Well, one has to be an eighth black to be considered to be African American. So if he fits your description, I bet he’s less than 12.5% black. Also, it will help him a bit in the admissions process for URM. Gotta fill that diversity quota. Especially, if he has a high socio-economic status, then colleges will see a minority that they won’t necessarily have to take a risk on accepting.

That is sad. When we told our younger kids they likely had some African ancestors, they asked if they could claim being African American for college admissions. The answer was a firm no.

It is an interesting aside that native American ancestry of 1/16th or less was specifically excluded from the “one drop” laws that determined where black folks (for whom ANY amount of black ancestry meant they were black) could eat or live, who they could marry, etc because so many white Americans had it.

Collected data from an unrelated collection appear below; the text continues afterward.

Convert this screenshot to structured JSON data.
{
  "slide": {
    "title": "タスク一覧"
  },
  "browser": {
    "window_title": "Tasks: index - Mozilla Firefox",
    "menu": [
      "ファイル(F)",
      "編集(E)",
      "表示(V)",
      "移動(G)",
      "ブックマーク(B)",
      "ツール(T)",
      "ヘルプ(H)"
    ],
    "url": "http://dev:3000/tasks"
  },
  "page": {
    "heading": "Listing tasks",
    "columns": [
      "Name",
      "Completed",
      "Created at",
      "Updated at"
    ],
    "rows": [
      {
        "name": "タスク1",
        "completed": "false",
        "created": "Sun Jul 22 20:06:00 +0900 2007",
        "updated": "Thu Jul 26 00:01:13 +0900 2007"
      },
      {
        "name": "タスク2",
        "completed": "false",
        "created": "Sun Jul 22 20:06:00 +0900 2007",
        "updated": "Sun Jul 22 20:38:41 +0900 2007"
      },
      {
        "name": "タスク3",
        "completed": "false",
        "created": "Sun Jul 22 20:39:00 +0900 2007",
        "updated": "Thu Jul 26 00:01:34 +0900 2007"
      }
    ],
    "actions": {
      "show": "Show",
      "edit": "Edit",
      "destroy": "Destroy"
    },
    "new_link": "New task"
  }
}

It’s interesting to me that colleges want evidence of NA ancestry/involvement (see http://www.collegeconfidential.com/dean/000293/ ) but not of Hispanic, black, Asian, etc ancestry. I wonder why that is.

Here in California there was a recent case of a little girl 1/64th NA removed from her foster family and placed with another family under the Indian child welfare act. According to the tribe she was a member, even at only 1/64th.

A lot of misinfo out about all this.
Whether a kid needs tribal registration depends on the school (usually a state school) and its area, how many NA are in those areas, to be fair to them. And some connection to that heritage and/or culture, and usually, the SES realities. 1/16 NA is by no means the minimum. Some tribes take it to 1/64, depending. But the blood quantum results are no longer the definer for tribal enrollment, too many issues found with that. Instead, it’s the actual tracing to an ancestor on the Dawes List.

As for calling oneself AA, with zero connection, that’s no magic. None of this is as simple as checking a box. For holistics (and especially top schools,) there’s a whole app/supp to prove yourself. Or not.